Como usar o Furosemida – Hipolabor

A dose deve ser a menor possível para atingir o efeito
desejado.

Exclusivo Furosemida (substância ativa) Comprimido
40 mg

Os comprimidos devem ser ingeridos com líquido, por via oral e
com o estômago vazio.

É vantajoso tomar a dose diária de uma só vez, escolhendo-se o
horário mais prático, de tal forma que não fique perturbado o ritmo
normal de vida do paciente pela rapidez da diurese.

Exclusivo Furosemida (substância ativa) Solução
Injetável 10 mg/mL

A administração intravenosa de Furosemida (substância ativa) é
indicada em todos os casos onde a administração oral (Furosemida
(substância ativa) comprimidos) não é possível ou é ineficaz (por
exemplo: absorção intestinal prejudicada) ou em casos onde um
rápido efeito é necessário.

A administração intravenosa de Furosemida (substância ativa)
solução injetável deve ser realizada lentamente, não excedendo a
velocidade de infusão de 4 mg/min.
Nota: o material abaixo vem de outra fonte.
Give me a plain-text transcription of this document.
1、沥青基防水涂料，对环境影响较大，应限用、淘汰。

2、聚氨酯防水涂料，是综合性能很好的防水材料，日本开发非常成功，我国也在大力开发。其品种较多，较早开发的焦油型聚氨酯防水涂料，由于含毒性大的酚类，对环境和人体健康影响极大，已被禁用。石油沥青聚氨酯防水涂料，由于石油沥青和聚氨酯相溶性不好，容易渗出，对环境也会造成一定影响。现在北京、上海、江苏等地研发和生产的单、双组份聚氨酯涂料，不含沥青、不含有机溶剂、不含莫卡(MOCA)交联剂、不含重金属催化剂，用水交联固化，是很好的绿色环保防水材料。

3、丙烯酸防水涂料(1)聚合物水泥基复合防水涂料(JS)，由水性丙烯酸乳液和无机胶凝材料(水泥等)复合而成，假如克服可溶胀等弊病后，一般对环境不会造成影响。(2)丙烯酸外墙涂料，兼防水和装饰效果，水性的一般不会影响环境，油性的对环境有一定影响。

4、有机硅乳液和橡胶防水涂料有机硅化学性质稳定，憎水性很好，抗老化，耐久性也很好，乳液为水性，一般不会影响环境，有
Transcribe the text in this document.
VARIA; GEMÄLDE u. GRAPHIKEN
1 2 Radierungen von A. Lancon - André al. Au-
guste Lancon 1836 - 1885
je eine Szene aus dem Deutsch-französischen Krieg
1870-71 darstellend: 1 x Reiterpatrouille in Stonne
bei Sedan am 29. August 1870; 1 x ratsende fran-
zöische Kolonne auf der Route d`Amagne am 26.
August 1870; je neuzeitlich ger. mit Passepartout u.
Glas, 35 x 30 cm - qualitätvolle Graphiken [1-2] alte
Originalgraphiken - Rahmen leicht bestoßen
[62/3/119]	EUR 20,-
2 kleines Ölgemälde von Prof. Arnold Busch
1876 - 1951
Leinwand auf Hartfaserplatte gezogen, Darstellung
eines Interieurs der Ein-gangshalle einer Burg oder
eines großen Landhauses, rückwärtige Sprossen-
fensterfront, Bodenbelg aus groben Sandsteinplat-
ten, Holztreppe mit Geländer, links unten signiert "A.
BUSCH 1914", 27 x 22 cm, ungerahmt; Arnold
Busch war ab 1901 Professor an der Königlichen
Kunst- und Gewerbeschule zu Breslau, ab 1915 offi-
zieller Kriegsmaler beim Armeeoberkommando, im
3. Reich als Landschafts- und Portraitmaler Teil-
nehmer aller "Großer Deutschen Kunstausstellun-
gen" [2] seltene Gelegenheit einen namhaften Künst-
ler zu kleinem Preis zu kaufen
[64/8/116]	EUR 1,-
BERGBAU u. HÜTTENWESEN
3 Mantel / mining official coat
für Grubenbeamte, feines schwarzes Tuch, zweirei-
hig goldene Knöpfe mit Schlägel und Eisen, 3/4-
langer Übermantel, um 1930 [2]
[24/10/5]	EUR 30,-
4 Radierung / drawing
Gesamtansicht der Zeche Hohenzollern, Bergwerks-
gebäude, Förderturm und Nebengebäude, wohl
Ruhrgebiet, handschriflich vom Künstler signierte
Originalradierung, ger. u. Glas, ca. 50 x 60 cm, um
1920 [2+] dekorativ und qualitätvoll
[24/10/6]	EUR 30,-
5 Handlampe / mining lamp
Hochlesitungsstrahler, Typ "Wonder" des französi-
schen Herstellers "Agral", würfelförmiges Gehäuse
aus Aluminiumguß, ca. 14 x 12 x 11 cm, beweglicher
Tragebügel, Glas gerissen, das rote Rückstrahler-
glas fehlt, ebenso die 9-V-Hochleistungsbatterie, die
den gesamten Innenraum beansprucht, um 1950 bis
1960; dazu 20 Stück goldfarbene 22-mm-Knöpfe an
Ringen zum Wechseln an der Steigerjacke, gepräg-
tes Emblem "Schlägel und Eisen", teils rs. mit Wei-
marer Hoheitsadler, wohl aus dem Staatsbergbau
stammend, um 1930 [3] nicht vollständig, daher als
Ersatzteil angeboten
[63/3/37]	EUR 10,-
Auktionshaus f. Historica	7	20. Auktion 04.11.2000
Em pacientes com insuficiência
renal severa (creatinina sérica gt; 5 mg/dL), recomenda-se não
exceder a velocidade de infusão de 2,5 mg/min.

A administração intramuscular deve ser restrita a casos
excepcionais nos quais a administração oral (Furosemida (substância
ativa) comprimidos) ou intravenosa (Furosemida (substância ativa)
solução injetável) não são possíveis. A administração intramuscular
não é adequada ao tratamento de condições agudas como edema
pulmonar.

A substituição da administração parenteral (Furosemida
(substância ativa) solução injetável) para oral (Furosemida
(substância ativa) comprimidos) deve ser realizada assim que
possível.

A solução injetável de Furosemida (substância ativa) tem pH
aproximado a 9 sem capacidade de tamponamento. Por esta razão, o
ingrediente ativo pode precipitar em valores de pH inferiores a 7.
Portanto, no caso de diluição de Furosemida (substância ativa)
solução injetável, deve-se ter cautela para que o pH da solução
esteja dentro de uma variação de levemente alcalino para neutro.
Solução salina normal é adequada como diluente.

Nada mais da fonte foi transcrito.